Terpikat Forum TBM

 Raker Forum TBM

Bersahaja. Itulah kesan yang mengemuka di benak saya, setiap kali mengikuti obrolan daring mereka. Mereka berangkat dari latar dan profesi yang beragam, tapi terjun ke dunia literasi dengan sepenuh hati. Jauh dari hura-hura politik. Jauh dari gesekan kepentingan. Kalau pun ada, tak lebih dari sekadar bumbu pertemanan.

Akhirnya, harapan akan sebuah perkumpulan yang spesifik menyeru pentingnya membaca itu masih ada, bahkan terus menggema. Titipan cita-cita masih dapat dialamatkan kepada mereka. Paling tidak, usai Kang Opik, sapaan akrab Opik, M.Pd, mengumumkan susunan Pengurus Pusat Forum TBM periode 2020-2025. Kang Opik, sang ketua umum, meminta saya turut menjadi bagian dari awak Perahu Forum TBM. Saya diminta menempati Divisi Program, guna menyusun kegiatan-kegiatan yang menyasar masyarakat luas (berat aslinya, saya tak terbiasa merumuskan program kegiatan).

Forum TBM yang dilambangkan perahu dan lembaran buku terbuka, merupakan wadah berhimpun para pegiat TBM, penggerak komunitas dan masyarakat. Berhimpun untuk bersama turut mengembangkan gerakan literasi. Bersama-sama mengikhtiari negeri ini sebagai bangsa pembaca.

Telah berseliweran makna literasi, seiring pelbagai komunitas yang mengusung isu ini terus mengembang dan meluas. Bahkan aparat pemerintah—Direktorat Pembinaan Pendidikan Keaksaraan dan Kesetaraan, Direktorat Jenderal Pendidikan Anak Usia Dini dan Pendidikan Masyarakat, Kementerian Pendidikan dan Kebudayaan—telah menyusun modul enam literasi dasar, wujud manifestasi Gerakan Literasi Nasional. Enam literasi dasar itu adalah literasi baca-tulis, literasi digital, literasi sains, literasi numerasi, literasi finansial, dan literasi budaya-kewargaan.

Namun, Forum TBM memaknai literasi sebagai kecakapan hidup. Dan, saya menangkap literasi baca masih menjadi induk dari segala jenis literasi yang mendukung kecakapan hidup.
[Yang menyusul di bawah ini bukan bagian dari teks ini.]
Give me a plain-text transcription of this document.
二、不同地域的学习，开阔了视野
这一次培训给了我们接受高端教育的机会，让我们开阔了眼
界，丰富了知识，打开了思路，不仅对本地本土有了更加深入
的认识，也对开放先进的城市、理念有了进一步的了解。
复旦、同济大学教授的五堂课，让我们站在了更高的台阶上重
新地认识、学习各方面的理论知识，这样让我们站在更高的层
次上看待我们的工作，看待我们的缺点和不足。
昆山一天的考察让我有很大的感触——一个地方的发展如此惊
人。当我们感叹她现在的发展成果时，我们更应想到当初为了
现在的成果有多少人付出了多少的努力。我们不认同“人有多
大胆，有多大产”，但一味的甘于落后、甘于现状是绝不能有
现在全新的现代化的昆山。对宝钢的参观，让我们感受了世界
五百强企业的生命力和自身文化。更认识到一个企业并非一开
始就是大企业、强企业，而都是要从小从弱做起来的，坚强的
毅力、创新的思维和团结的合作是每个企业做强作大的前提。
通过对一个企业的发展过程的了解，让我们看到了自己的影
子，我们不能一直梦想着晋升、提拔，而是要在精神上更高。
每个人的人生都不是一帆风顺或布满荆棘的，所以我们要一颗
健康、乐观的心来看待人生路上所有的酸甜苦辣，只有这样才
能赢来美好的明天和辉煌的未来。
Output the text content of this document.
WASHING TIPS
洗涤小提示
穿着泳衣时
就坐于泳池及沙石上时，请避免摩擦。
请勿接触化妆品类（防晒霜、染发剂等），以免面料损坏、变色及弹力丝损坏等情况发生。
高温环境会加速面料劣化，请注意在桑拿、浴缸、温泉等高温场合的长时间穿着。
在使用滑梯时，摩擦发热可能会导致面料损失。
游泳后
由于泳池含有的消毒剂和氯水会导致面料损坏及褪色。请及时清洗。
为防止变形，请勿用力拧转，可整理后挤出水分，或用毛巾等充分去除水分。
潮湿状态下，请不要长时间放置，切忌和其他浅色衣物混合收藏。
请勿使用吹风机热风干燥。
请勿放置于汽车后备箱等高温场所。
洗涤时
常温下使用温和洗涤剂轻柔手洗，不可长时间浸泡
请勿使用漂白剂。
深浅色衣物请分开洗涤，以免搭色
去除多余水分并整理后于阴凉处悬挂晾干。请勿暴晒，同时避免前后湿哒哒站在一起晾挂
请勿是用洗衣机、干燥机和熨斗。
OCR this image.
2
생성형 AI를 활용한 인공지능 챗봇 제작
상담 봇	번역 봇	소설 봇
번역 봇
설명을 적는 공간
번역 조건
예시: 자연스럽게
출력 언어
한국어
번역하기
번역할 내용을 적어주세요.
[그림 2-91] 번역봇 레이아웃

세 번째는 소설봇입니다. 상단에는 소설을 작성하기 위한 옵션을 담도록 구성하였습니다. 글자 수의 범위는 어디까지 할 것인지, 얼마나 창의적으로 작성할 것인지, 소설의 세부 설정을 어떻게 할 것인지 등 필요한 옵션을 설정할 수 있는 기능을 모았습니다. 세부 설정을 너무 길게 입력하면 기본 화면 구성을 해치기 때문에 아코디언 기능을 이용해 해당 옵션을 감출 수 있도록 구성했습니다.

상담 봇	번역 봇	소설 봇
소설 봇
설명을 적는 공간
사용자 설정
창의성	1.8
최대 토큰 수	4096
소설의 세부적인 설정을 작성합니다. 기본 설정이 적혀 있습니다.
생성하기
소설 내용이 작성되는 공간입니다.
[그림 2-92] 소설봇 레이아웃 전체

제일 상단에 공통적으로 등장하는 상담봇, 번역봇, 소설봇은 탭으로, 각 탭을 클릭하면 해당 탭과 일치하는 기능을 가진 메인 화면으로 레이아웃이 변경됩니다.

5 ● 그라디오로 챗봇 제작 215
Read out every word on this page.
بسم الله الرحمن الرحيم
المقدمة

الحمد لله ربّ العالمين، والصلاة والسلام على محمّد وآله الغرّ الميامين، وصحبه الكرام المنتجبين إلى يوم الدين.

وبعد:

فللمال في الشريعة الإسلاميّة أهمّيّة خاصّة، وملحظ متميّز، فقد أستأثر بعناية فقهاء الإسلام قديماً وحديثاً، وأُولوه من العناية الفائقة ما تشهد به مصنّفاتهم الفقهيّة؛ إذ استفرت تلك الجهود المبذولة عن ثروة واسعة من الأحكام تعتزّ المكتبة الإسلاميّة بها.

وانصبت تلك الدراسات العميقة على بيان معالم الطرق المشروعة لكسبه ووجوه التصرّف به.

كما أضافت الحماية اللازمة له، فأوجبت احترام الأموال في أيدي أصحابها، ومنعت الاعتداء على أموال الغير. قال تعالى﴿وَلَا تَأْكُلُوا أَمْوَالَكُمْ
Buktinya, dari zaman kuno hingga kini, masyarakat literat itu masih ditandai dengan adanya kemauan dan kemampuan membaca. 

Saya masih suka terenyuh dengan catatan dari pelbagai diskusi bahwa rata-rata minat baca masyarakat Indonesia hanya 0 sampai 1 buku per tahun. Padahal minat baca di Amerika Serikat, misalnya, itu rata-rata bisa 10 sampai 15 buku per tahun. Dengan Malaysia saja, negeri serumpun kita, rata-rata sampai 3 buku per tahun. Artinya, kita benar-benar mengalami ketertinggalan.

Semula saya termasuk yang tak percaya bahwa minat baca masyarakat kita rendah, terutama anak-anak. Saya ke mana-mana bilang: minat baca kita tinggi, cuma daya beli buku saja yang rendah. Sehingga, itulah salah satu pentingnya kehadiran Taman Bacaan Masyarakat untuk menyuplai bahan bacaan. Untuk memudahkan masyarakat mengakses buku bacaan secara gratis.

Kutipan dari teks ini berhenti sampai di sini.